Tough doorman quals assurance after fraud probe
Awarding organisations have spelled out their “rigorous” anti-fraud measures for private security industry training after it emerged that 129 security guard licenses were set to be revoked after malpractice.
An undercover BBC investigation aired in March alleged staff at Ashley Commerce College (ACC), in Ilford, were prepared to sit exams for students training to work as security guards. It sparked a wider investigation into “fraudulent practices” at ACC by awarding organisation (AO) Industry Qualifications (IQ), which led this month to it revoking 251 level two and three door supervision and CCTV surveillance qualifications it had certificated for the provider.
And sector regulating body the Security Industry Authority (SIA) has now told FE Week that it had “started” revoking 129 licenses given out to security guards who passed the IQ courses at ACC.
Raymond Clarke, chief executive of IQ, said: “We carry out rigorous checks on providers.
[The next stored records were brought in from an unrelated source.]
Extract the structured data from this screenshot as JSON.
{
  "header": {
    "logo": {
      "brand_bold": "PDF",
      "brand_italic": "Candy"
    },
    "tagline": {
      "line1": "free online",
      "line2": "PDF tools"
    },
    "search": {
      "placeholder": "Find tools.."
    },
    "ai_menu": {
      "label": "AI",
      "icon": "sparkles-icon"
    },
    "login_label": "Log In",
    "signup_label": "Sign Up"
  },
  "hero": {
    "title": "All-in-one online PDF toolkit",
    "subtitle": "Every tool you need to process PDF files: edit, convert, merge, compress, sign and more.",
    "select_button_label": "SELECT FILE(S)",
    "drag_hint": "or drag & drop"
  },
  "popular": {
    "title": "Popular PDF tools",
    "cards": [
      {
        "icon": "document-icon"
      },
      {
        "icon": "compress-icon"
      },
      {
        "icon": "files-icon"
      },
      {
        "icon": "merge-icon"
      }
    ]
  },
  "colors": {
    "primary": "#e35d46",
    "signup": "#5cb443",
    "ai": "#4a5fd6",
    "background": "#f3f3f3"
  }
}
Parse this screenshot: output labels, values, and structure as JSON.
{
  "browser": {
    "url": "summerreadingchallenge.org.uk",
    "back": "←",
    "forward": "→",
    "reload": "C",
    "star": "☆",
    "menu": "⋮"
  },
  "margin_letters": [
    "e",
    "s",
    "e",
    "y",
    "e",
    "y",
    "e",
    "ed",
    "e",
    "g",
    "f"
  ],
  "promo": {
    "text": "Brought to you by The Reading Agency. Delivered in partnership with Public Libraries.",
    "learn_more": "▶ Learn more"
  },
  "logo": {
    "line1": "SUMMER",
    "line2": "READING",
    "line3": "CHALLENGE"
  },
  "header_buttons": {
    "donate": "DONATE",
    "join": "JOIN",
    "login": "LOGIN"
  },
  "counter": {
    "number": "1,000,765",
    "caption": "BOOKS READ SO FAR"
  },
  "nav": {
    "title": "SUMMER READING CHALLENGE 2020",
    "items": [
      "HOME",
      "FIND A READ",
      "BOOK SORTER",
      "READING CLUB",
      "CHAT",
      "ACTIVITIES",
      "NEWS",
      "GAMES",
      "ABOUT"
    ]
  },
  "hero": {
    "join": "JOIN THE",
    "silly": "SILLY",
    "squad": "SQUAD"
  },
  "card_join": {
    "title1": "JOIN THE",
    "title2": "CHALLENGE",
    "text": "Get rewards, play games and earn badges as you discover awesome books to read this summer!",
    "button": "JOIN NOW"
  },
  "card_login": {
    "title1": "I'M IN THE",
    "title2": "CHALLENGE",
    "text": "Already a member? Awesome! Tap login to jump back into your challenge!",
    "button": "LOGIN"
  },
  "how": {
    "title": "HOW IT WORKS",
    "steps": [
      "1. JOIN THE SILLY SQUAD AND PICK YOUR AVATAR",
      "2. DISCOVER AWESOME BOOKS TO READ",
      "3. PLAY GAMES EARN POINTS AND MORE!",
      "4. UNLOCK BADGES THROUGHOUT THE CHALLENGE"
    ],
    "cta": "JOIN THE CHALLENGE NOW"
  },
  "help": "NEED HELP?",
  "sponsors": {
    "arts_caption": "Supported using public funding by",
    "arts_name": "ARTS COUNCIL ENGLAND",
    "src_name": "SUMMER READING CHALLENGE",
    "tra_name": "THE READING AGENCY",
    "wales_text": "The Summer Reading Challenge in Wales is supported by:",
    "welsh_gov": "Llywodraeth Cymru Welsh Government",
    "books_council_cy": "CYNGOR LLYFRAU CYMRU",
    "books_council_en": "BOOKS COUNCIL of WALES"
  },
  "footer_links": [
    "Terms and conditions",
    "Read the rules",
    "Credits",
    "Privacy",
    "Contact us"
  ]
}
We actually visited ACC three times in the year leading up to these revelations, because of the high volume of qualifications they were giving out and they seemed to be a very good provider giving high quality training. Unfortunately, there was a back office there which we did not know about that was feeding a lesser number of fraudulent exams alongside the genuine ones. We passed on information about all 251 qualifications that were given out fraudulently to the SIA and police.”
A Metropolitan Police spokesperson said it was “working closely with the SIA” to investigate alleged fraudulent activity and the Home Office said it “will be informed of the outcome”.
ACC was unavailable for comment.
Other AOs that run door supervision and public space surveillance qualifications, provided by hundreds of independent learning providers and a number of colleges across the UK, said they had strict security measures in place. A spokesperson for Pearson said it carried out “unannounced spot checks on test days on providers offering our BTec security qualifications”.
Terry Bloor, Highfield Awarding Bodyfor Compliance quality assurance manager, said it placed “undercover mystery shoppers on full courses” and held “regular, unannounced audits”.
A City and Guilds spokesperson said: “We work closely with the SIA and Ofqual to make sure all centres use best-practice training methods.”
Dr David Hutchinson, deputy managing director of NOCN (previously the National Open College Network), said: “You have to be careful who you use as a training centre and we are very particular about checking them out.”
A Scottish Qualifications Authority spokesperson said it enforced “robust quality assurance processes”.
And IQ published proposals for regulatory reforms on its website following the ACC investigation. Its paper called on the SIA to issue licenses to trainers and directors/owners of private security industry training providers.
It added the SIA and exams regulator Ofqual should keep a record of centres and staff found guilty of malpractice for reference.
An SIA spokesperson said: “Any extension to the regulatory powers of the SIA would require primary legislation by parliament.”
An Ofqual spokesperson declined to comment on the proposals, but said: “We have been notified of this incident [involving ACC] and are keeping it under review.”